Cesc Fabregas Luapkan Kemarahannya usai Como Kalah dari Juventus: Kami Tidak Pantas untuk Kalah!
Cesc Fabregas menunjukkan kemarahannya setelah timnya kalah kontroversial 1-2 dari Juventus karena merasa tidak diberi penalti.
Cesc Fabregas mengekspresikan kemarahannya setelah timnya mengalami kekalahan kontroversial 1-2 di tangan Juventus dalam laga Liga Italia yang berlangsung pada Sabtu (08/02/2025) dini hari WIB. Dalam pertandingan tersebut, timnya merasa dirugikan karena tidak mendapatkan penalti.
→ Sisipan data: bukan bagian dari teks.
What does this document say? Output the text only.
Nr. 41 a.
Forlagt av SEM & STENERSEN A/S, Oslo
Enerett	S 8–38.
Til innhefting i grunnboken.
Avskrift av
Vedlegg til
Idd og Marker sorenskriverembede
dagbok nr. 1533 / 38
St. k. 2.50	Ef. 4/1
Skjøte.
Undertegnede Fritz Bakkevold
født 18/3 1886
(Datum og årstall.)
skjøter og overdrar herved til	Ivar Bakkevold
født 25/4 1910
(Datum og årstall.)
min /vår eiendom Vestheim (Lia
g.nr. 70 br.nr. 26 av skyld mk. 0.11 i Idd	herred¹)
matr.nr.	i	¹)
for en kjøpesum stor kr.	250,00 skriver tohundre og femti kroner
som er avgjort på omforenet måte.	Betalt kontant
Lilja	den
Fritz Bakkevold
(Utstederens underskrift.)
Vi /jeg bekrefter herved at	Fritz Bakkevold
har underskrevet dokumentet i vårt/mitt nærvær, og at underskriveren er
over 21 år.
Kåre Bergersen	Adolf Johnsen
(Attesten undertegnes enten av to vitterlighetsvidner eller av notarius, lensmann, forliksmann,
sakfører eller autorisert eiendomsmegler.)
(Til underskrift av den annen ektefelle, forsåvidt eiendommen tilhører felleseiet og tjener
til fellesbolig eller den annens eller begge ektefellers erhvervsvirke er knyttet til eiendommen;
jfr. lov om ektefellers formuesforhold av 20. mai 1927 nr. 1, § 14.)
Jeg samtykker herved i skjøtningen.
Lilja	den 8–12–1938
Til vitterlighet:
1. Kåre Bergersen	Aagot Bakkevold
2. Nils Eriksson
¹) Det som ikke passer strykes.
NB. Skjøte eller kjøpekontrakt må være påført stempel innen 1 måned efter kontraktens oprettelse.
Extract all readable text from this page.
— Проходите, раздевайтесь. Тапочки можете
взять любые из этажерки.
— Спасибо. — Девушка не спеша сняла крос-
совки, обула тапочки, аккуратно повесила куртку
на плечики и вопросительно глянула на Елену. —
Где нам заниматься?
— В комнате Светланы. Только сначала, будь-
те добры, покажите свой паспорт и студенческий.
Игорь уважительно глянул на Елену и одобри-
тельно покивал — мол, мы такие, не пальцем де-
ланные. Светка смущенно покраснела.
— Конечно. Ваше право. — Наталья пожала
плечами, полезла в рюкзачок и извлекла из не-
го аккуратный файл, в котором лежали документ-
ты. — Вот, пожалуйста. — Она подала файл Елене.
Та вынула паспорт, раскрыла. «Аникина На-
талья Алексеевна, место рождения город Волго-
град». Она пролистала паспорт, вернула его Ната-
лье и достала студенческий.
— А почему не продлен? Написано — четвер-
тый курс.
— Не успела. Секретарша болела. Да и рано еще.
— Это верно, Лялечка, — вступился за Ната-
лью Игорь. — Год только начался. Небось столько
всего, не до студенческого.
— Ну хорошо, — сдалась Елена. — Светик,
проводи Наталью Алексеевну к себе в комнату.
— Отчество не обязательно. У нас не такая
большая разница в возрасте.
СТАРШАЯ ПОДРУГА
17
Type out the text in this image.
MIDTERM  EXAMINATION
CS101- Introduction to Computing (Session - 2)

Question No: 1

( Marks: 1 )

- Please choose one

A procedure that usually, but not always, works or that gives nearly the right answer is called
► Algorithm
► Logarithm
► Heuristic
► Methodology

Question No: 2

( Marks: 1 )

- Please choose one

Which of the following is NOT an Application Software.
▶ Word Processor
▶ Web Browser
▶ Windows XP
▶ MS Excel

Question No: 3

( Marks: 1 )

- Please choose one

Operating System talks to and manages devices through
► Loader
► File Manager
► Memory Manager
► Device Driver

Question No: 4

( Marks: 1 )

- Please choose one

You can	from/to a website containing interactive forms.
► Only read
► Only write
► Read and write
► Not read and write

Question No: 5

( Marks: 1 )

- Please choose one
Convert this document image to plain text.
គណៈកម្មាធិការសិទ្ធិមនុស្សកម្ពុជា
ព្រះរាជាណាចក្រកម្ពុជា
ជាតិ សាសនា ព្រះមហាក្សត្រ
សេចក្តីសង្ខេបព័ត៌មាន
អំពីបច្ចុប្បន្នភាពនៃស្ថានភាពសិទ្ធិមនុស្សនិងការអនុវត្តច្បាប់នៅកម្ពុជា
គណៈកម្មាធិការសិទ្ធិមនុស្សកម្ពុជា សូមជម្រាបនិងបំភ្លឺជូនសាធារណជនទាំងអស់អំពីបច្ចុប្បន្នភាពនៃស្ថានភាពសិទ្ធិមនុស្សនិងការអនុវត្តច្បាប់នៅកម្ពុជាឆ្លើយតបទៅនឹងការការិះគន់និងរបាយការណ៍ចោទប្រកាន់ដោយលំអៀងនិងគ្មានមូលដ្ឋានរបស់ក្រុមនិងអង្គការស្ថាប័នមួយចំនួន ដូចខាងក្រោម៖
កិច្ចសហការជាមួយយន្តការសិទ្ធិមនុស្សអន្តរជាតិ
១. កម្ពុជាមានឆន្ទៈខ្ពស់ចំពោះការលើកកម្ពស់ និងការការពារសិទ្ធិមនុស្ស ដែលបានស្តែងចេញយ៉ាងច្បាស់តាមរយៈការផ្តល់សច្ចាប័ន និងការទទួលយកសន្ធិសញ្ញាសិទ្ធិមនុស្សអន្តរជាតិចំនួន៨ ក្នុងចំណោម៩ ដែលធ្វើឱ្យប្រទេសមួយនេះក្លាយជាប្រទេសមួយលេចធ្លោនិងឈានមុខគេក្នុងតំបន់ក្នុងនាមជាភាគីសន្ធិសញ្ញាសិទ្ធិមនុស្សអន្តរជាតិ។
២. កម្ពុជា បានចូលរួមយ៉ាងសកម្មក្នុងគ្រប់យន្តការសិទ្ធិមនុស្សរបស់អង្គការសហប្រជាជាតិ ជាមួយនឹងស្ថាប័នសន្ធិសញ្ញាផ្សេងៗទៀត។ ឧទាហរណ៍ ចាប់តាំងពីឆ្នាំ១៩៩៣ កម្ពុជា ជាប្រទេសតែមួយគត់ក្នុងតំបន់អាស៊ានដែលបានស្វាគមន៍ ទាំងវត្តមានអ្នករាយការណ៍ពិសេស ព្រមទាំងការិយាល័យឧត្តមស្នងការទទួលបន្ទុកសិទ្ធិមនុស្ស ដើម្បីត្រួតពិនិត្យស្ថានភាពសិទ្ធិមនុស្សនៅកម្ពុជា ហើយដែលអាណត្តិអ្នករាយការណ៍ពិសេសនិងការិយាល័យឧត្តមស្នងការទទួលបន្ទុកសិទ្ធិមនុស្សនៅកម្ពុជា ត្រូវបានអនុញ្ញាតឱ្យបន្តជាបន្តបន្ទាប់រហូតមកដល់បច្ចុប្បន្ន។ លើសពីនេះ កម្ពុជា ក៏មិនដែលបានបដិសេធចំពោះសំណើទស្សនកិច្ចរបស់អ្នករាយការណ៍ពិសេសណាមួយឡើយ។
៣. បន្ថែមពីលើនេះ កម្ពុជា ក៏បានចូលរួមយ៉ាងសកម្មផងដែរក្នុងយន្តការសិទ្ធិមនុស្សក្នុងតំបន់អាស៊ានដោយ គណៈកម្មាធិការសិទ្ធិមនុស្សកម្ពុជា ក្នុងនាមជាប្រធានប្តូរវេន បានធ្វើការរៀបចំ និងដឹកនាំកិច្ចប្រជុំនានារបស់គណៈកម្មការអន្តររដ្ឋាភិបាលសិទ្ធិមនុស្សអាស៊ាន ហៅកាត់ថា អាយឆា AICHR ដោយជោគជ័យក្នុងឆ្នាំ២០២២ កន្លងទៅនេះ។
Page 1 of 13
"Ketika VAR mengevaluasi hal itu dan tidak mengatakan apa-apa, saya memiliki keraguan dalam pikiran saya. Inkonsistensi membuat VAR menjadi buruk bagi sepak bola," ungkap Cesc Fabregas setelah pertandingan berakhir.
Kekalahan ini menjadi yang ketiga secara beruntun bagi Como, namun mereka menunjukkan penampilan yang seharusnya bisa menghasilkan hasil lebih baik daripada pulang dengan tangan hampa. Randal Kolo Muani berhasil membuka skor melalui aksi solo run, tetapi Como berhasil menyamakan kedudukan berkat sundulan Assane Diao di akhir babak pertama. Juventus akhirnya meraih kemenangan melalui gol penalti Kolo Muani di penghujung babak kedua.
"Saya puas dengan penampilan kami, kami memiliki 60 menit yang sangat kuat dan tidak pantas untuk kalah," kata Fabregas kepada Sky Sport Italia.
"Ada peningkatan dari pertandingan melawan Milan dan Atalanta, karena kami mampu mengendalikan situasi, namun ada beberapa hal yang tidak bisa Anda lawan dan itu menyulitkan," imbuhnya.
Fabregas menegaskan, "Saya mengacu pada insiden penalti, daripada menunggu Anda bertanya kepada saya," dengan nada yang penuh kemarahan. Perasaan frustrasi Fabregas mencerminkan harapan timnya untuk mendapatkan pengakuan yang lebih baik atas usaha mereka di lapangan.
Cesc Fabregas Menunjukkan Kemarahan
Pada pertandingan antara Como dan Juventus, terdapat dua insiden penalti yang menarik perhatian. Insiden pertama melibatkan Federico Gatti yang melakukan pelanggaran, namun wasit tidak memberikan penalti. Beberapa waktu setelahnya, Jean Butez melanggar Gatti, yang berujung pada penalti untuk Juventus yang dieksekusi dengan baik oleh Kolo Muani. Fabregas, yang menyaksikan tayangan ulang, melihat bahwa ujung jari Gatti menyentuh bola yang mengenai dada Tasos Douvikas.
Hal ini membuat Fabregas kehilangan ketenangannya, yang biasanya ia miliki. "Tidak ada interpretasi lain, itu adalah penalti yang sangat jelas. Douvikas mengontrol bola dengan dadanya dan tanpa sentuhan tangan, ia melesat ke depan gawang, sebuah peluang yang luar biasa untuk memenangkan pertandingan," ungkap Fabregas.
"Sekarang Anda pulang ke rumah dengan nol poin, Anda akan merasa bodoh, tetapi hari ini saya tidak bisa tinggal diam," sambung dia.
Fabregas mengingat insiden lain yang terjadi pada bulan Januari saat melawan Lazio, di mana Gigot melakukan tekel keras kepada Nico Paz. Dalam kejadian tersebut, wasit tidak memberikan kartu merah maupun tendangan bebas, yang mengakibatkan Nico Paz harus absen selama tiga pertandingan karena cedera. Meskipun Fabregas memahami bahwa wasit mungkin tidak melihat pelanggaran yang dilakukan Gatti, ia merasa seharusnya VAR dapat mendeteksi dan memberikan penalti untuk timnya. Namun, kenyataannya justru berlawanan.